Tatsächlich kann man sich fragen, ob das Vorgehen der Bürgerlichen dem politischen Stil entspricht, der in Baden üblich ist. «Wer nicht hören will, muss fühlen» hiess es am Dienstagabend. Das musste weniger den Stadtrat als vielmehr die rund 30 Anwesenden der Stadtverwaltung schockiert haben. Darüber und über das eigene Vorgehen sind offenbar einige Bürgerliche selber erschrocken. Gewissensbisse, gepaart mit wahltaktischen Überlegungen, ausgehend von der CVP, haben zur überraschenden Kehrtwende bei FDP und CVP am Mittwoch geführt, sodass man sich wieder in Frieden fand.

Ende gut, alles gut? Keineswegs! Wenn auch mit dem Steuerfuss von 92 Prozent die bürgerliche und mit dem Rückzug der Sparanträge die linke Ratsseite einigermassen zufriedengestellt ist, so kann der Stadtrat in neuer Zusammensetzung nicht einfach zur Tagesordnung übergehen. Was die Bürgerlichen für das Budget 2018 verlangen wollten, muss nun mit demjenigen von 2019 realisiert werden, nämlich Einsparungen von 1,5 Mio. Franken. Ob der Einwohnerratsentscheid, dem Stadtrat eine Spezialkommission zur Seite zu stellen, ausreicht, um die richtigen Sparentscheide aufzugleisen, das steht auf einem anderen Blatt. Es gibt noch eine andere Chronologie: Im Juni 2014 beauftragte der damalige CVP-Einwohnerrat Reto Huber per Motion den Stadtrat, alle Dienstleistungen zu überprüfen und dem Einwohnerrat im Herbst 2015 ein entsprechendes Budget vorzulegen. Stattdessen präsentierte dieser für 2016 ein Budget mit einem Defizit von 6,7 Mio. Franken.

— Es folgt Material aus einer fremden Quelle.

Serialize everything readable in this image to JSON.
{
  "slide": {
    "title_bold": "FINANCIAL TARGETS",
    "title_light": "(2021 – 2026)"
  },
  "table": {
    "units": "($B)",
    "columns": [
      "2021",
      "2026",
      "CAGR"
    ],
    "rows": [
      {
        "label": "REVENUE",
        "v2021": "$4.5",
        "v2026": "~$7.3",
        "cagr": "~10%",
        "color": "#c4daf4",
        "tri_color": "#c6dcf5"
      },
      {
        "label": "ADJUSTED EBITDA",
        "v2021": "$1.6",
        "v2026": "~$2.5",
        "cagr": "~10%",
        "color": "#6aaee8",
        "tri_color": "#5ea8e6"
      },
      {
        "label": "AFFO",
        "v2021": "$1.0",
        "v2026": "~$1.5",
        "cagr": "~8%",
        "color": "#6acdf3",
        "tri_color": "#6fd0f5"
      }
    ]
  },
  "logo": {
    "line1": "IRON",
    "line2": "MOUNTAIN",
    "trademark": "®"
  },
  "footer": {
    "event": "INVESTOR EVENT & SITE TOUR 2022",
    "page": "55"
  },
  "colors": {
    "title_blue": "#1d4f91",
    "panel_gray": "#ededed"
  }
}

Im Sommer 2016 wird klar, dass die Einsparungen mit dem Projekt «Optima» unter den Vorstellungen von FDP, CVP und SVP liegen. Statt die Konsequenzen zu ziehen, stellte der Stadtrat im November 2016 eine Steuerfusserhöhung von 7 Prozent für 2018 in Aussicht. Die Rückweisung des Budgets 2017 war die logische Folge. So ging es auch dieses Jahr weiter: Der Einwohnerrat verpflichtete den Stadtrat im Mai mit dem Budget 2018 zu einem Steuerfuss von 92 Prozent – eine Vorgabe, die rechtlich zwar kaum Bestand halten würde. Trotzdem kündigte der Stadtrat noch in den Sommerferien an, er werde den Steuerfuss um acht auf 100 Prozent erhöhen. Das ist der Punkt: Der Stadtrat kann sich nicht um das Anliegen einer Ratsmehrheit foutieren. Er hätte ahnen müssen, dass die die Bürgerlichen nicht mehr mitmachen würden.

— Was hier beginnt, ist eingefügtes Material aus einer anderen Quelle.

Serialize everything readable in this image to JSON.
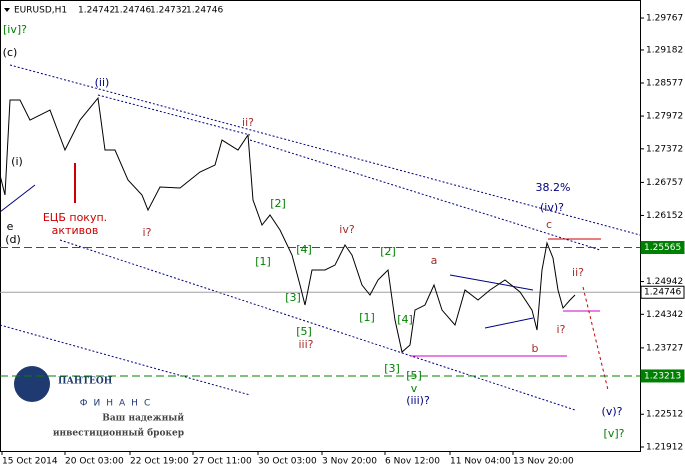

Was muss die Politik in Baden daraus lernen? In den fetten Jahren vor 2013 haben Einwohnerrat und Stadtrat die Stadt und deren Verwaltung vergoldet. Nichts fällt schwerer, als sich in mageren Jahren bewusst zu werden, lieb gewonnenen Luxus wieder abzulegen. Seien wir ehrlich: Weder die Attraktivität noch das Image der Stadt leiden darunter, wenn gewisse Abstriche gemacht werden. Nehmen wir nur die Kosten, mit denen gewisse Labels subventioniert werden, bei deren Erhalt die Stadt einmal in die Schlagzeile gelangt. Doch wo liegt bei all den wiederkehrenden Kosten der langfristige Nutzen?

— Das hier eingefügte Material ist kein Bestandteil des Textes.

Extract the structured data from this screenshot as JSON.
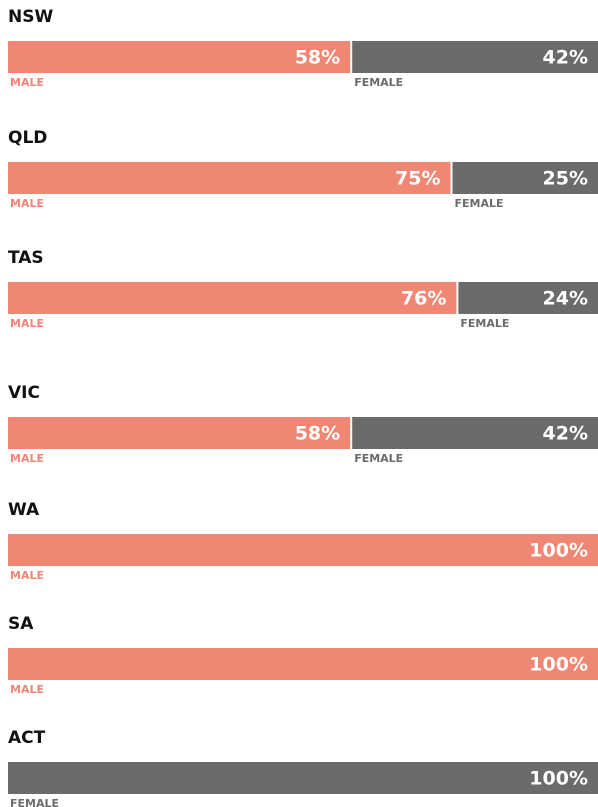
{
  "chart_data": {
    "type": "stacked-bar-100",
    "categories": [
      "NSW",
      "QLD",
      "TAS",
      "VIC",
      "WA",
      "SA",
      "ACT"
    ],
    "xlim": [
      0,
      100
    ],
    "series": [
      {
        "name": "MALE",
        "color": "#f08674",
        "values": [
          58,
          75,
          76,
          58,
          100,
          100,
          null
        ],
        "value_labels": [
          "58%",
          "75%",
          "76%",
          "58%",
          "100%",
          "100%",
          null
        ]
      },
      {
        "name": "FEMALE",
        "color": "#6b6b6b",
        "values": [
          42,
          25,
          24,
          42,
          null,
          null,
          100
        ],
        "value_labels": [
          "42%",
          "25%",
          "24%",
          "42%",
          null,
          null,
          "100%"
        ]
      }
    ]
  }
}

Mit Sparmassnahmen dort, wo sie verkraftbar und sinnvoll sind, wird verhindert, dass in wirklicher Not solche folgen, die tatsächlich Schaden anrichten würden. Das müssen sich die Linksparteien bewusst werden, wie die Bürgerlichen sich im klaren sein sollten, dass die Erhöhung des Steuerfusses über kurz oder lang unumgänglich wird, denn es stehen massive Investitionen an, und ein Anstieg bei den Aktiensteuern – die Abbau-Ankündigung von GE hat dies unterstrichen – liegt in weiter Ferne. Darum umso mehr: Der Stadtrat muss zuerst die Hausaufgaben machen, die ihm die bürgerliche Mehrheit vor langer Zeit schon aufgegeben hat.